Pour préserver et améliorer l'ordre mondial établi au lendemain de la Seconde Guerre mondiale, le Canada devra donc engager «des milliards de dollars» dans sa défense, a poursuivi Mme Freeland, à la veille d'une présentation de la nouvelle politique de défense canadienne.

«Sur le plan militaire, la géographie du Canada nous a permis de compter sur le propre intérêt des États-Unis à nous fournir un bouclier protecteur derrière lequel nous avons trouvé un refuge indirect.»

Or il ne peut plus en être ainsi, a-t-elle expliqué.

Le Canada devra développer ses propres capacités militaires pour établir son «pouvoir de contraindre» (hard power, par opposition au soft power, le pouvoir de convaincre) en soutien à sa diplomatie et au développement international.

«Se débrouiller tout seul»

Il s'agit de se «débrouiller tout seul, d'avoir une politique étrangère qui exprime, en tant que pays souverain et indépendant, ce que nous devons accomplir dans le monde pour garantir notre sécurité et promouvoir aussi nos valeurs», a fait valoir la chef de la diplomatie devant la presse après son intervention à la chambre.

Au dernier sommet de l'OTAN, le président américain Donald Trump a refusé de s'engager explicitement sur un soutien en cas d'agression d'un pays. Il n'a pas mentionné notamment l'article 5, qui prévoit que les alliés volent au secours d'un des leurs en cas d'agression extérieure.

De nombreux Américains favorables à Donald Trump ont voté en novembre «en étant en partie animés par le désir de se libérer du fardeau de chef de file mondial», a expliqué la ministre.

Cette nouvelle indépendance exprimée par Ottawa rappelle des propos tenus fin mai par la chancelière allemande.

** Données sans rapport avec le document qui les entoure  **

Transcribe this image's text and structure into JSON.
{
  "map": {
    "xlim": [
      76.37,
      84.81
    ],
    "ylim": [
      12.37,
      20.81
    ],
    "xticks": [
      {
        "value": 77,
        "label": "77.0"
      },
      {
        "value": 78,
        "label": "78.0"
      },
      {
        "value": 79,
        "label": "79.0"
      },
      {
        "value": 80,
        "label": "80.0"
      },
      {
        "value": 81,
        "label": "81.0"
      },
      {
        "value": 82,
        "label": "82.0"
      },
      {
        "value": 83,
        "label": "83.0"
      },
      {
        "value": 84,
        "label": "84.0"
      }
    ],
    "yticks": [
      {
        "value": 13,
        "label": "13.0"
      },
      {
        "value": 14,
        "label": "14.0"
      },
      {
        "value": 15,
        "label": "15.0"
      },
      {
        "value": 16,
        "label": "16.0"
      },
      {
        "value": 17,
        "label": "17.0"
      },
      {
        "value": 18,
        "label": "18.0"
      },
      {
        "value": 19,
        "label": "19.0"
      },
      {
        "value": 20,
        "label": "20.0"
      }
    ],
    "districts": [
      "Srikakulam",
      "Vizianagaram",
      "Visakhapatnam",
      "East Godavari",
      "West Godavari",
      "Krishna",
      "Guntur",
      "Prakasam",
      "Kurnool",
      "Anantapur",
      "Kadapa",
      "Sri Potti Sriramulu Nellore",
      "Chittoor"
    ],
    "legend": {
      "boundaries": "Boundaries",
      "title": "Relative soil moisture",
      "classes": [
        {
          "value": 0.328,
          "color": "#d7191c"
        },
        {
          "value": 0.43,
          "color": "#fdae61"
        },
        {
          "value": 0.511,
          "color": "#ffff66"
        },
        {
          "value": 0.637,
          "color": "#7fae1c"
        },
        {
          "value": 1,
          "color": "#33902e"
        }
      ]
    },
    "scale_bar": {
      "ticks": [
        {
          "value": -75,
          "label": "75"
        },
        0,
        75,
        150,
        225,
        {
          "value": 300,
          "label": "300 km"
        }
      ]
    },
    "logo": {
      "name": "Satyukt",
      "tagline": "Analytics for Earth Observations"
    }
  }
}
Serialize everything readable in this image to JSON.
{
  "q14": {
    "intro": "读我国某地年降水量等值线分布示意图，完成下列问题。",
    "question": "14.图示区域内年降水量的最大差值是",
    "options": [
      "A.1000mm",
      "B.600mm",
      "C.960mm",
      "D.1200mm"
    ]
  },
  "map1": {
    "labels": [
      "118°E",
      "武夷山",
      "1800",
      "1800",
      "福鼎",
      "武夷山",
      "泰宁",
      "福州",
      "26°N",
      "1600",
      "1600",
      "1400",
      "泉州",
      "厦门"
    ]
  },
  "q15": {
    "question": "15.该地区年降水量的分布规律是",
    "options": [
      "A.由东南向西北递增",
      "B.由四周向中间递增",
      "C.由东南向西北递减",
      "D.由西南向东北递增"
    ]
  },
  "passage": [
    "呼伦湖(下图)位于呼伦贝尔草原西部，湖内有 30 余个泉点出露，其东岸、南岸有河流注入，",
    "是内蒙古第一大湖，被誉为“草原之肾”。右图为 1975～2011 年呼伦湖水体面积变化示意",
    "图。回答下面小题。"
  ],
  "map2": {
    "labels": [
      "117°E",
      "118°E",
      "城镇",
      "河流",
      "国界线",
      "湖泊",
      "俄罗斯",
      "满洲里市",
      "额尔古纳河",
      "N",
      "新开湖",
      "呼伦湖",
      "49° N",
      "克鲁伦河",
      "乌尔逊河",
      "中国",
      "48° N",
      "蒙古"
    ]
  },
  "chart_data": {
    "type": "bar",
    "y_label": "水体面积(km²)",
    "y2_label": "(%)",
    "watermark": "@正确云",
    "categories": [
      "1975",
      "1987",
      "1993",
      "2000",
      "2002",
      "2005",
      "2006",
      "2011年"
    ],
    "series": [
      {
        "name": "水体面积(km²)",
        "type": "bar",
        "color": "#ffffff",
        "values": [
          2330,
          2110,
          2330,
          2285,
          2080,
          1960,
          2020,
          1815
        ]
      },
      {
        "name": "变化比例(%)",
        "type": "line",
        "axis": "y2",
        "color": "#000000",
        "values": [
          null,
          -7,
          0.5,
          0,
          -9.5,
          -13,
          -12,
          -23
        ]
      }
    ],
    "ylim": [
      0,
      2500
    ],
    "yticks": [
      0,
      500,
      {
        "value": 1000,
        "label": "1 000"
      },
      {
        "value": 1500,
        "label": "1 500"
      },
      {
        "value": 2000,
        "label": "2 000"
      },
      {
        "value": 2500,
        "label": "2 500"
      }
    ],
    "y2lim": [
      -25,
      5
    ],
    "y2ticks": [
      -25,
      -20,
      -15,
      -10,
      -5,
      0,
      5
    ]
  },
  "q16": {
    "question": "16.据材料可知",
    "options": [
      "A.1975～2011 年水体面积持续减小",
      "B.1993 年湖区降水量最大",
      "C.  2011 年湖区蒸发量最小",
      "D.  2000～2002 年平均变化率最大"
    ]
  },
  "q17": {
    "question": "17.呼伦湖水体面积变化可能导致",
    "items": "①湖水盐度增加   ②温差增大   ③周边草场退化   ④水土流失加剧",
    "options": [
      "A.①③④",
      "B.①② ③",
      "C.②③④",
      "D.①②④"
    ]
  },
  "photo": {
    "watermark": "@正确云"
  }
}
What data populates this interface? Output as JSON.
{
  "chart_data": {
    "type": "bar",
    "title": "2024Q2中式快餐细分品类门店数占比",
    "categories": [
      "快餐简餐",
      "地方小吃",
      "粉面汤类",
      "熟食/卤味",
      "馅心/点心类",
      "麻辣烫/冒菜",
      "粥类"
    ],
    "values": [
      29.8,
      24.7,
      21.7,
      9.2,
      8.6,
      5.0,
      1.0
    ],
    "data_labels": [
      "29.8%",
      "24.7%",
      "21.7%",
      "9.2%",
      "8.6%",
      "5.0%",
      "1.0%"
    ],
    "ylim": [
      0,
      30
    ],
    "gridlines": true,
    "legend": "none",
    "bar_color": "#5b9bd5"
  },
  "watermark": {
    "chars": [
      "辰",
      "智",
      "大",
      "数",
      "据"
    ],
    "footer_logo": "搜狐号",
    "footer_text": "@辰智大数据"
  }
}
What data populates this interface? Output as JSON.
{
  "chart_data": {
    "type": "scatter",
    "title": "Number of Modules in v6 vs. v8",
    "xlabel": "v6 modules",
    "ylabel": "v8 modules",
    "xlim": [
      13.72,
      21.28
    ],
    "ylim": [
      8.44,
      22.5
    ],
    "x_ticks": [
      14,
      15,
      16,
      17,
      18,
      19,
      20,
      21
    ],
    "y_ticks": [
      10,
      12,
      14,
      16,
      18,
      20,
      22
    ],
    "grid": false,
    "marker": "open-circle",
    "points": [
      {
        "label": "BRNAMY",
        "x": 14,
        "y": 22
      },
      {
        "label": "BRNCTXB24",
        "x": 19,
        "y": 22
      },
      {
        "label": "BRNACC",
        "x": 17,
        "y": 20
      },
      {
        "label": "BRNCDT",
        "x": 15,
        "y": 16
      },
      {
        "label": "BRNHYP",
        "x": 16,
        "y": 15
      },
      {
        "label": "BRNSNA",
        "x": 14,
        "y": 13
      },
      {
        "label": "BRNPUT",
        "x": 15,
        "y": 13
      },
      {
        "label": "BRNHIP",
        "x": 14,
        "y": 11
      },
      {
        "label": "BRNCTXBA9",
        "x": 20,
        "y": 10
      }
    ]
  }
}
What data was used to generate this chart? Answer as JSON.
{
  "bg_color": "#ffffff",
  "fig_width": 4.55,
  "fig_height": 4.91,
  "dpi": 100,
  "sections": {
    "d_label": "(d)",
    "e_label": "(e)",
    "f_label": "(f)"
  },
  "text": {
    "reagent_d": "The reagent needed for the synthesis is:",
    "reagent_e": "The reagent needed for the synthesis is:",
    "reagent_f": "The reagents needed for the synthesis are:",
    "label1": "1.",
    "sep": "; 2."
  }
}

Angela Merkel avait en effet averti que l'époque où les Allemands pouvaient compter sur les États-Unis sans hésiter était «quasiment révolue».

Le Canada consacre à peine 1 % de son produit intérieur brut à la défense, bien en deçà des 2 % que Donald Trump exige de ses pairs au sein de l'Organisation du traité de l'Atlantique Nord.

Cependant l'OTAN et l'article 5 demeurent «au coeur de la politique de sécurité nationale du Canada», a souligné la ministre canadienne.

«Idée précieuse»

«Si les puissances moyennes ne participent pas pour faire progresser la paix et la stabilité dans le monde, elles laissent aux grandes puissances le pouvoir de prendre les décisions entre elles, ce qui ne serait pas dans l'intérêt du Canada», a encore fait valoir Mme Freeland.

«Le libéralisme canadien est une idée précieuse» qui «ne survivrait pas longtemps dans un monde dominé par l'affrontement de grandes puissances», a conclu la ministre.

«La dictature en Corée du Nord, les crimes contre l'humanité en Syrie, les extrémistes monstrueux de Daech ainsi que l'aventurisme militaire et l'expansionnisme de la Russie présentent tous des menaces stratégiques claires pour le monde libéral démocratique», a-t-elle affirmé.

Le Canada est un plus proches alliés de l'Amérique, mais le premier ministre Justin Trudeau avait peiné à convaincre Donald Trump de sa vision libérale du monde.

La chef de la diplomatie a évité cependant de critiquer les États-Unis, tout en réitérant la déception du Canada face au retrait américain de l'accord de Paris sur le climat.

Dans deux mois, le Canada devra lui-même s'engager dans la difficile renégociation de l'accord de libre-échange ALÉNA, qui lie les États-Unis, le Canada et le Mexique, et que Washington considère comme le «pire accord» jamais signé.